Centers of time measurement

The ancient center of time measurement was the earth, and this is still used in everyday life. The changing positions of the sun and moon relative to the earth make a convenient clock. In this sense, geocentric time makes sense. But the movements of planets are difficult to use in this way; their retrograde movements require ad hoc modifications to a geocentric system.

The proposal to switch to a sun-centered time system was met with resistance but its advantages eventually won out, with Newton’s laws ending the issue. The greater comprehensiveness of heliocentric time (heliochronic system) over geocentric time (geochronic system) proved to be decisive. Nevertheless, the everyday terms noon, morning, afternoon, etc. are still used, showing the naturalness of a geochronic system.

In the 20th century, the atomic clock was invented, which uses an electronic transition frequency of the electromagnetic spectrum of atoms (the signal electrons in atoms emit when they change energy level). This might be called a “phochronic” (light-time) standard. The positions of celestial bodies are not used with this system of time. It is an acentric time standard.
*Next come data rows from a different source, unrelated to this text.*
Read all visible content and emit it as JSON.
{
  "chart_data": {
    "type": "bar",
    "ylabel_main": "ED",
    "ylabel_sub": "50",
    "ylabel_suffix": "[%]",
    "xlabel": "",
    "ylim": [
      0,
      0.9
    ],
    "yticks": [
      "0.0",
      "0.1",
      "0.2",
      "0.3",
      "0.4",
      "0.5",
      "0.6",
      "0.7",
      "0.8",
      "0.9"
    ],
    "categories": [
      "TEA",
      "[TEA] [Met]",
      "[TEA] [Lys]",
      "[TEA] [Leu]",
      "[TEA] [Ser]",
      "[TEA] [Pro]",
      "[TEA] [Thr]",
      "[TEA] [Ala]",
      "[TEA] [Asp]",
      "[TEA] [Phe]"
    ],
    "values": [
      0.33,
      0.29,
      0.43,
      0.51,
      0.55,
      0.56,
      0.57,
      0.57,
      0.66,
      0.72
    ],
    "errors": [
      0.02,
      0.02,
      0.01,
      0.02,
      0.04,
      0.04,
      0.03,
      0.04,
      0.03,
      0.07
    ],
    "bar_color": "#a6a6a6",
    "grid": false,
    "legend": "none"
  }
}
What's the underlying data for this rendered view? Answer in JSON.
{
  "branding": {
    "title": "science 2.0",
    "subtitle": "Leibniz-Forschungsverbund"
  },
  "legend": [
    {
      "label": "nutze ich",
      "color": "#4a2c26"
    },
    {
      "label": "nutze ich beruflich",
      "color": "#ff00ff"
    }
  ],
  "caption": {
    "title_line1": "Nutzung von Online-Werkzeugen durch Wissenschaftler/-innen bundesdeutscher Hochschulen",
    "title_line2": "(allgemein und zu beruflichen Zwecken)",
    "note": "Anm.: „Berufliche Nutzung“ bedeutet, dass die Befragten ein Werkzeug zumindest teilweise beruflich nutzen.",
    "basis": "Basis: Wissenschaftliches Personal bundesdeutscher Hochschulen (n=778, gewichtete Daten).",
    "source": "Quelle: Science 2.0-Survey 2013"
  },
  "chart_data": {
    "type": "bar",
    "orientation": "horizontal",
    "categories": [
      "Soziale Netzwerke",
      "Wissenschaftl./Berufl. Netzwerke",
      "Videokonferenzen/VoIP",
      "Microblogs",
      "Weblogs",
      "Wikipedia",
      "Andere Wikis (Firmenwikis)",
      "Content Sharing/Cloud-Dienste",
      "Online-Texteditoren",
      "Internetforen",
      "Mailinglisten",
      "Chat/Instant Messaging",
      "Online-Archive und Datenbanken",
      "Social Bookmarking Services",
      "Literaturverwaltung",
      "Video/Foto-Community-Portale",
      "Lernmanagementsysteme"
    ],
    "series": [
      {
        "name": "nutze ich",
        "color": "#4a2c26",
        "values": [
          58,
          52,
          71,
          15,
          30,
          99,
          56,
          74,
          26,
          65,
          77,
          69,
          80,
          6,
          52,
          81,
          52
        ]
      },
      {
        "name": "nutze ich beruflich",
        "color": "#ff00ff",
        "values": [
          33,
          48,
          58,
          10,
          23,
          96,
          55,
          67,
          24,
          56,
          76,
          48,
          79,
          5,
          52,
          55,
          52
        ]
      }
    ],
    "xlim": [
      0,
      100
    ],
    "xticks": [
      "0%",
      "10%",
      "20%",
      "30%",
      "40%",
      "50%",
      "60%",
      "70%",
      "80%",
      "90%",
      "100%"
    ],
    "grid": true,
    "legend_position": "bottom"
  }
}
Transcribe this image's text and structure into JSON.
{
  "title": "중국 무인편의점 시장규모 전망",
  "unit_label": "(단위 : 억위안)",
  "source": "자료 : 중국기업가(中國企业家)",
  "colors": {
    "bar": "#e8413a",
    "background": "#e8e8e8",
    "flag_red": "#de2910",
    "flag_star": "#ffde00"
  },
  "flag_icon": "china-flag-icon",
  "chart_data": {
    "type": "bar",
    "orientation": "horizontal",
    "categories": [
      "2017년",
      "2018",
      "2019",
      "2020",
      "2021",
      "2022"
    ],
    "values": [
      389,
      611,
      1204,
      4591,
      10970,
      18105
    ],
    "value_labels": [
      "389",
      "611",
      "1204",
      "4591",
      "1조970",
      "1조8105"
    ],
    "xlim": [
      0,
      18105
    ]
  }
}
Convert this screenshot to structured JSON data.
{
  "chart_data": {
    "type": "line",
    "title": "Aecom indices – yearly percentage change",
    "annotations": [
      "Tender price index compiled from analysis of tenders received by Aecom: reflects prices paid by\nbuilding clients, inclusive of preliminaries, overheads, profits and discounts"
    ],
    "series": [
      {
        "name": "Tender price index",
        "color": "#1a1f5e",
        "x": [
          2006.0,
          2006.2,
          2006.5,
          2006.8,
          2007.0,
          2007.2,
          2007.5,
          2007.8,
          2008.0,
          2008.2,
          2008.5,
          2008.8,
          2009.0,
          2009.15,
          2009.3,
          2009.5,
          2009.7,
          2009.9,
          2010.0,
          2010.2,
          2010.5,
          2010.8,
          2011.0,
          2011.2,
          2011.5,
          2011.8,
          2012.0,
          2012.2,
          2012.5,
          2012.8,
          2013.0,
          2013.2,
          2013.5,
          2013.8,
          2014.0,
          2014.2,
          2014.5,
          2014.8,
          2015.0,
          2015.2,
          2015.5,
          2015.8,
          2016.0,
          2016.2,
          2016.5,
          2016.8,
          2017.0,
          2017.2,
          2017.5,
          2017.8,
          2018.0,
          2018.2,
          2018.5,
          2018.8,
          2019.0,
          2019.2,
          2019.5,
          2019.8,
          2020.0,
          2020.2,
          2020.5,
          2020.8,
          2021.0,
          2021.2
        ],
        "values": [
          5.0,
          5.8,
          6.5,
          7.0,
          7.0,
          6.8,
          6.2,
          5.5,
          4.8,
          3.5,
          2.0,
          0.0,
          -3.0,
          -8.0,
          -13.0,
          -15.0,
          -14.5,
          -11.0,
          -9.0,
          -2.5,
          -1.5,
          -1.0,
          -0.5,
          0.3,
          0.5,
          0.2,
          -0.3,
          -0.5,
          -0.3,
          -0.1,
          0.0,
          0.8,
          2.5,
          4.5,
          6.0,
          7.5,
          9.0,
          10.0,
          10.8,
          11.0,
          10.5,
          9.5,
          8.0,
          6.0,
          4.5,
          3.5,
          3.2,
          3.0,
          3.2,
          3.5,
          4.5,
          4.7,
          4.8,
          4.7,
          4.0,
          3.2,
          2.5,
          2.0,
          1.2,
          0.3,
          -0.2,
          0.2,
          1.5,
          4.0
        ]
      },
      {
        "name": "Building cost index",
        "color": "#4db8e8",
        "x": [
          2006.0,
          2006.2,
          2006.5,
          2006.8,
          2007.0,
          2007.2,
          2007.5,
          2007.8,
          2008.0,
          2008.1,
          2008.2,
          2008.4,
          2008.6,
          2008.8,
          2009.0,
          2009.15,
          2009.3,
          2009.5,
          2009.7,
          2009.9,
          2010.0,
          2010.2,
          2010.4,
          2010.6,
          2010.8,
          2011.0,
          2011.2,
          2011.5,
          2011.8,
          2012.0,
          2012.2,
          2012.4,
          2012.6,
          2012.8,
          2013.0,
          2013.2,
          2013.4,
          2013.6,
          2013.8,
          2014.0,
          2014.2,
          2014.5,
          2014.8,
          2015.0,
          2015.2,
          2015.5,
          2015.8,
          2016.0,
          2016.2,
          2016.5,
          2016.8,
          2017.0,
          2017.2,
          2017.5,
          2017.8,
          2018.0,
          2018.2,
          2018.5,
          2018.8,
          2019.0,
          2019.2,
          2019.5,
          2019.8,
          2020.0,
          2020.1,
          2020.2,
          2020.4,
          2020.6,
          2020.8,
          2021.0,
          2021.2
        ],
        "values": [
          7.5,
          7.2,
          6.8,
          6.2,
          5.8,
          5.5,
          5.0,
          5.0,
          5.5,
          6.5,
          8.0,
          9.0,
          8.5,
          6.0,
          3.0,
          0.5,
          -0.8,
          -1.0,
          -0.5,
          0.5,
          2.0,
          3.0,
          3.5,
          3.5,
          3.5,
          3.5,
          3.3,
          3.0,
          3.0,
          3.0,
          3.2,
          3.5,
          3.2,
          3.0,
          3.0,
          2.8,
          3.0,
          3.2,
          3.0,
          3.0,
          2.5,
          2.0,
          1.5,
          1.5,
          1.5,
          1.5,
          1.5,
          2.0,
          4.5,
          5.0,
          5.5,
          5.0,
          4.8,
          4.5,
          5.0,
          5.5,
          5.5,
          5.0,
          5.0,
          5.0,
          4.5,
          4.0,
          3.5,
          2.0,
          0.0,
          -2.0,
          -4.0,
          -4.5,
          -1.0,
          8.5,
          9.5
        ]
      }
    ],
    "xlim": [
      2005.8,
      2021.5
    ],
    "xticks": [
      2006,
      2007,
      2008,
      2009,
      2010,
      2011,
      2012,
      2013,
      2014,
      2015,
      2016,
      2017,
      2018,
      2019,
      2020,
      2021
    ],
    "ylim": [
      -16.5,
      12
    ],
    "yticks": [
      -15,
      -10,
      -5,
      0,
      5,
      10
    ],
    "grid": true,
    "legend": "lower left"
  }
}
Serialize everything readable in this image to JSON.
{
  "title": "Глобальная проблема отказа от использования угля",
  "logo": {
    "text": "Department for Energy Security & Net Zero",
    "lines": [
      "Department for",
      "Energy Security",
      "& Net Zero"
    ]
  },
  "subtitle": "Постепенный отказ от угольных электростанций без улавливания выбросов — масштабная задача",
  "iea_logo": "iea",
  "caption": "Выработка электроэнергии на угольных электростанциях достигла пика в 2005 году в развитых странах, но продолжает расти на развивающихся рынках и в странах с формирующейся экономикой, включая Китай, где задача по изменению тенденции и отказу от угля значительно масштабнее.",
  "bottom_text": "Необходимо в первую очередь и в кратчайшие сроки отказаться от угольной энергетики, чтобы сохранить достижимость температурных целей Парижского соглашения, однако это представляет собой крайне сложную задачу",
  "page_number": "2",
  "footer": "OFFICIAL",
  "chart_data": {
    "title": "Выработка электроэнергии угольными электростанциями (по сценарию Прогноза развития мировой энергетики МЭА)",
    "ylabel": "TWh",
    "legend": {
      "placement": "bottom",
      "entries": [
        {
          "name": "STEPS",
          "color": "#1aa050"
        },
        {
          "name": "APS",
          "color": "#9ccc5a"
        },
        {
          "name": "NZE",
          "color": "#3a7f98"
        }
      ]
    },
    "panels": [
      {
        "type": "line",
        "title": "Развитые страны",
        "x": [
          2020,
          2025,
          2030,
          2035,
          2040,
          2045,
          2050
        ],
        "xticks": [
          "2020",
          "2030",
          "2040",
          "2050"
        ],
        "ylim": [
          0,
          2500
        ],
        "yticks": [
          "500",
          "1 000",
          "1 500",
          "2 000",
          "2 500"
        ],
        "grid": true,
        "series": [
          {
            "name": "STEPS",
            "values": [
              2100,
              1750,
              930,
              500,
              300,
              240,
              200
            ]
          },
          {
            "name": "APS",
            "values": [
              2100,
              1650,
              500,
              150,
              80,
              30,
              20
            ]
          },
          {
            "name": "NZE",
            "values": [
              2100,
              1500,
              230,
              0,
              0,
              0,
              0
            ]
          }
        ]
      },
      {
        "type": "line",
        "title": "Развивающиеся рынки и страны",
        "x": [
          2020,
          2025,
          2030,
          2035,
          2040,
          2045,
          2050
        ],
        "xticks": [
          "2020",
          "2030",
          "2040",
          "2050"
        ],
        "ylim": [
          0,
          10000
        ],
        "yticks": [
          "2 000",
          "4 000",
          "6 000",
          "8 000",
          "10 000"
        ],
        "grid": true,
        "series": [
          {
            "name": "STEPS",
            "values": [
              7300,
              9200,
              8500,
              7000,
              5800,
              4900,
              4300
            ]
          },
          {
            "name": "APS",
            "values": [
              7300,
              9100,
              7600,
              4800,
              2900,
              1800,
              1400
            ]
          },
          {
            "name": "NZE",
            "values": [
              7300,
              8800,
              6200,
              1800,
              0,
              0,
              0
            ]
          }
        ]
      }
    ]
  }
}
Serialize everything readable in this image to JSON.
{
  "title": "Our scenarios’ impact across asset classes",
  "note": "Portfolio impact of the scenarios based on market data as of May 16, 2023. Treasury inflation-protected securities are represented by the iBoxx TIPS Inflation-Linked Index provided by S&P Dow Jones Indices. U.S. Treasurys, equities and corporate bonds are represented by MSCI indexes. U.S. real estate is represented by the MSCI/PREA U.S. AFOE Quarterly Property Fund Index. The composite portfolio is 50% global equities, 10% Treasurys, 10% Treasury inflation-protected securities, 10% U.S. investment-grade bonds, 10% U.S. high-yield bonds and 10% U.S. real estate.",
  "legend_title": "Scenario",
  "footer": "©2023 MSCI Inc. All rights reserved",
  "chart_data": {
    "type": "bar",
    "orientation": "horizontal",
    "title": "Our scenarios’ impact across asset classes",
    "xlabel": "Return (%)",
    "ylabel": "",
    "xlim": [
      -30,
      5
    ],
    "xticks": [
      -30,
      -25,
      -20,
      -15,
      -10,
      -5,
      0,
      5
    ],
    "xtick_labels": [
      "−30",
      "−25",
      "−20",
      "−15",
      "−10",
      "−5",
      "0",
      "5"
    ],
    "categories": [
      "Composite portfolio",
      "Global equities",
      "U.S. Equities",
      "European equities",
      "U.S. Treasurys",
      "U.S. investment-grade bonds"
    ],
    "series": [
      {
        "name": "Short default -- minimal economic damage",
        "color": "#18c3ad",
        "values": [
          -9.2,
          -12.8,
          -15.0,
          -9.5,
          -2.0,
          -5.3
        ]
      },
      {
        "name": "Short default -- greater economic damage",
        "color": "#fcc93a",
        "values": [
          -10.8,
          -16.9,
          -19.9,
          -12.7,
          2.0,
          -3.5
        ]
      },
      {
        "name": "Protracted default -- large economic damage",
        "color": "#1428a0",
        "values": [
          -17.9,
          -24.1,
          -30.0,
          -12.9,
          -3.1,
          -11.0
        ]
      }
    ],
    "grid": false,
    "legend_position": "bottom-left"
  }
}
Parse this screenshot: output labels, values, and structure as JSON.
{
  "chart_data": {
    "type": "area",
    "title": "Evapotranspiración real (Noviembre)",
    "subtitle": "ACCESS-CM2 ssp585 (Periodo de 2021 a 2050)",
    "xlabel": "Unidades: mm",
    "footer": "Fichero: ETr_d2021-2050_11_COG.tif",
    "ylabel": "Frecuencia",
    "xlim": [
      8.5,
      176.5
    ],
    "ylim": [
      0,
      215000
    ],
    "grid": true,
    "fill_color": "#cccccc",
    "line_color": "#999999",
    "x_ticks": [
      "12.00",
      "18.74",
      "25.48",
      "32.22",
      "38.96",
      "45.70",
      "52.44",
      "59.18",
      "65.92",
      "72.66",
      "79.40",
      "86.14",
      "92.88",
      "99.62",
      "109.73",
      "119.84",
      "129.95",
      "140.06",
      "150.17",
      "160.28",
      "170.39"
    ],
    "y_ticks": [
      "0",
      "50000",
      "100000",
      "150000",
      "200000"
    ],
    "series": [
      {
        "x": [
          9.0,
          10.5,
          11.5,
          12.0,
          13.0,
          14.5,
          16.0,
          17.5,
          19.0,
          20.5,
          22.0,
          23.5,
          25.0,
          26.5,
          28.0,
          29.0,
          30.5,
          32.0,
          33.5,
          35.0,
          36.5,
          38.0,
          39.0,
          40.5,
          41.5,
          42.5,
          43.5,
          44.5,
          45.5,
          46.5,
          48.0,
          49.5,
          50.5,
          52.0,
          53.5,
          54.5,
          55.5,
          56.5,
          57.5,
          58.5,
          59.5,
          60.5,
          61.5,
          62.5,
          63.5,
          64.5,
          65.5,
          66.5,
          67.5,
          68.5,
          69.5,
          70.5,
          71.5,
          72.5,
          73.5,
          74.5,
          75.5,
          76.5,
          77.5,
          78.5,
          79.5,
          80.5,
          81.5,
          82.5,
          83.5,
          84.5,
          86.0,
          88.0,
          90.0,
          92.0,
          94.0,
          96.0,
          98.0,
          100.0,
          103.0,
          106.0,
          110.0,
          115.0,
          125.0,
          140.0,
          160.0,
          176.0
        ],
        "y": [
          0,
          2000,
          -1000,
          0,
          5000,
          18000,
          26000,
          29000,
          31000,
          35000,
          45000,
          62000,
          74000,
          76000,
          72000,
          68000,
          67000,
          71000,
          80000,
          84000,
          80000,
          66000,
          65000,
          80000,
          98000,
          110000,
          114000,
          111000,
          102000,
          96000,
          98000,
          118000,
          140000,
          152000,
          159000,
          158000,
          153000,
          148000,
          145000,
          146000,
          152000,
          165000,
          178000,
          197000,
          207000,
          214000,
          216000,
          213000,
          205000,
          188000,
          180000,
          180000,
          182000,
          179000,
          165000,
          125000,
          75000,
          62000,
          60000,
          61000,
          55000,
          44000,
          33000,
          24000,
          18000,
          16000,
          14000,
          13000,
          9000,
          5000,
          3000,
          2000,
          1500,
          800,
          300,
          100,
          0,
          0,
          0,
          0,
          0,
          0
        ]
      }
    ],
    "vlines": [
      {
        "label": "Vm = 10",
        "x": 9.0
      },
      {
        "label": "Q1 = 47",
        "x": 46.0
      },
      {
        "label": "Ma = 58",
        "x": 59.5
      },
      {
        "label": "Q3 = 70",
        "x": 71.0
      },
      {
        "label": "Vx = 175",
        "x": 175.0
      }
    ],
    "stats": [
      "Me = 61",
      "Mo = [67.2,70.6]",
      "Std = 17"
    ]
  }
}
If accuracy is the most important factor, then a phochronic system is best. But it is not surprising that the “24/7” way of life arose since this acentric system was implemented. Time is less and less connected with the rhythms of the sun, the week, the seasons, etc. If the latter are the most important, then the geochronic system is best since it fits well with these rhythms, which are still an important part of the cycles of life.